After 27-year-old Londoner Nicola Thorp was dismissed by an outsourcing company of PwC, simply because she refused to wear heels, she started a petition to remove gendered dress codes in offices. As of Friday, that petition has over 119,000 signatures and is eligible to be discussed in the UK Parliament.
When Thorp arrived on her first day at PwC in December in flat shoes, she was told she had to wear shoes with a 2-4 inch heel. She refused, explaining that she would have to then spend her 9-hour shift, escorting people to meetings, in heels.
I said ‘if you can give me a reason as to why wearing flats would impair me to do my job today, then fair enough’, but they couldn’t.Thorp to BBC Radio London
When she pointed out the lack of a gendered dress-code for her male colleagues, she was laughed at and dismissed without any pay.
Subsequently, she went on to discuss the matter with friends and published the ordeal on Facebook. It got traction and comments from other women who said they faced similar instances of gender-discrimination at their work places.

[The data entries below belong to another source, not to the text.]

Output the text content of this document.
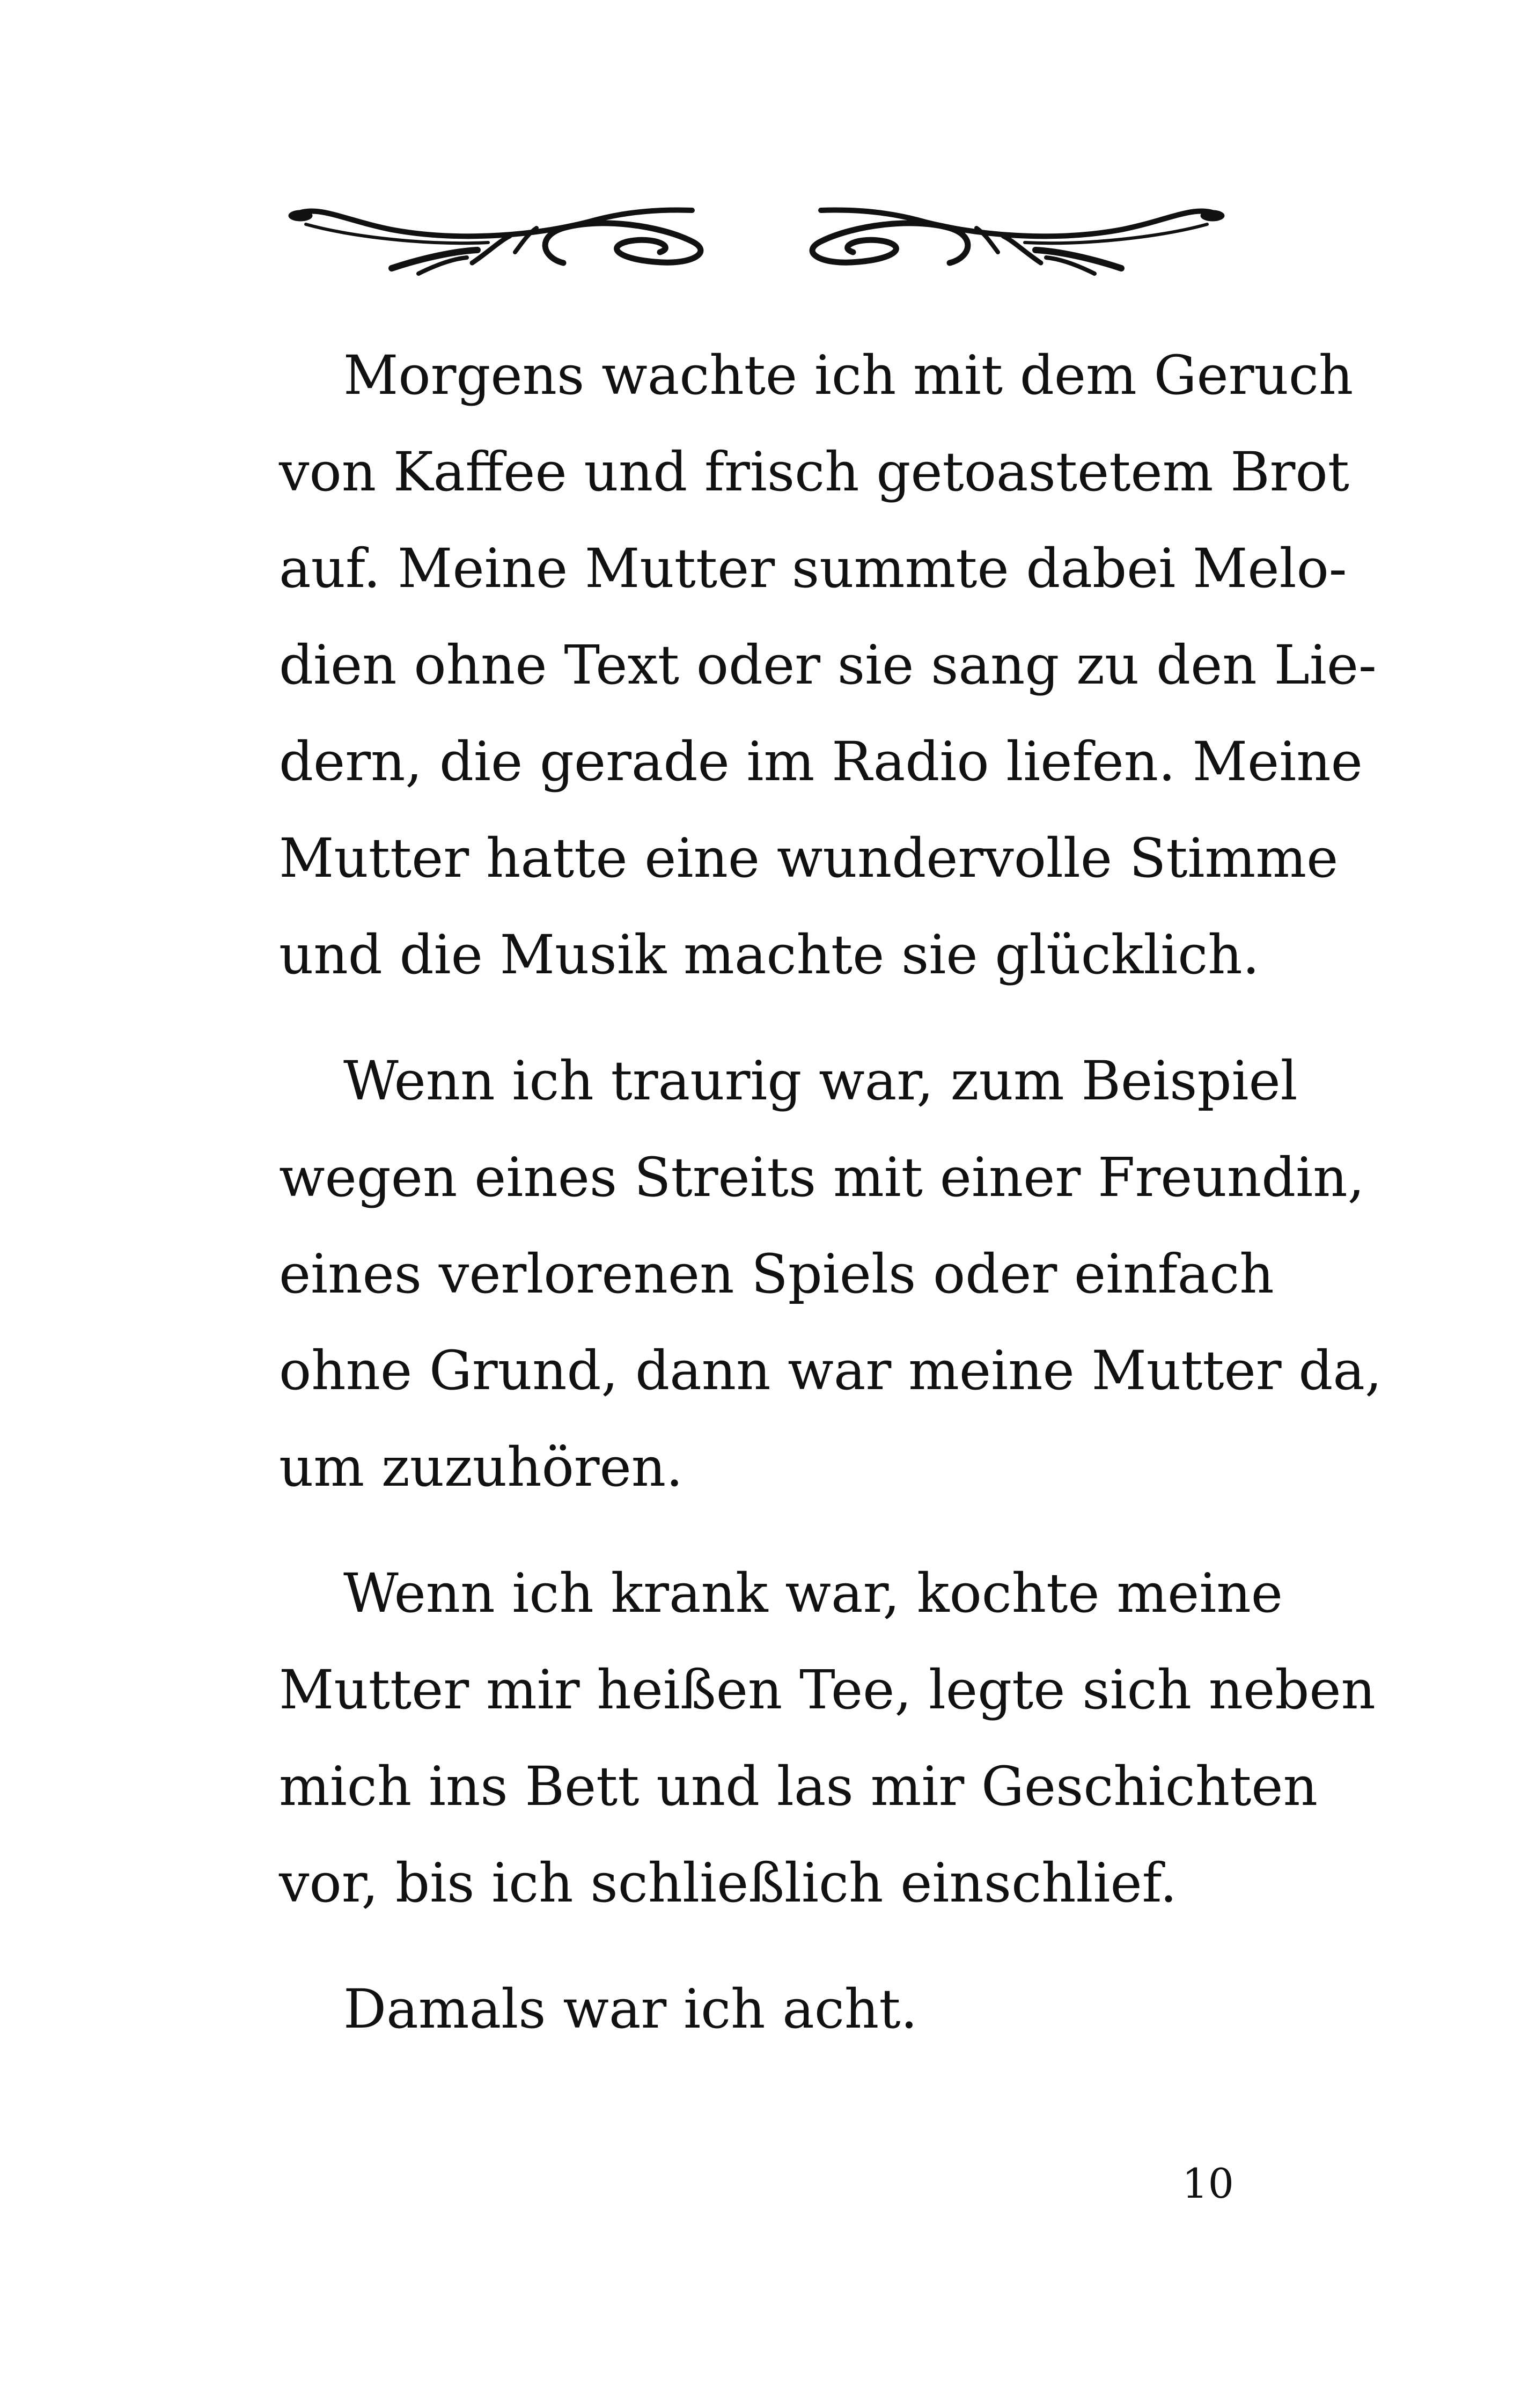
Morgens wachte ich mit dem Geruch
von Kaffee und frisch getoastetem Brot
auf. Meine Mutter summte dabei Melo-
dien ohne Text oder sie sang zu den Lie-
dern, die gerade im Radio liefen. Meine
Mutter hatte eine wundervolle Stimme
und die Musik machte sie glücklich.
Wenn ich traurig war, zum Beispiel
wegen eines Streits mit einer Freundin,
eines verlorenen Spiels oder einfach
ohne Grund, dann war meine Mutter da,
um zuzuhören.
Wenn ich krank war, kochte meine
Mutter mir heißen Tee, legte sich neben
mich ins Bett und las mir Geschichten
vor, bis ich schließlich einschlief.
Damals war ich acht.
10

She then launched a petition calling for the removal of such pedantic rules for women. “Current formal work dress codes are out-dated and sexist”, Thorp wrote in her petition. It needed 100,000 signatures to be eligible to get tabled in the Parliament and as of Friday, it crossed the required signatures, with still a day to go for it’s deadline.
PwC on Wednesday told BBC that they had changed their policy and women could wear flat shoes to the workplace “with immediate effect”.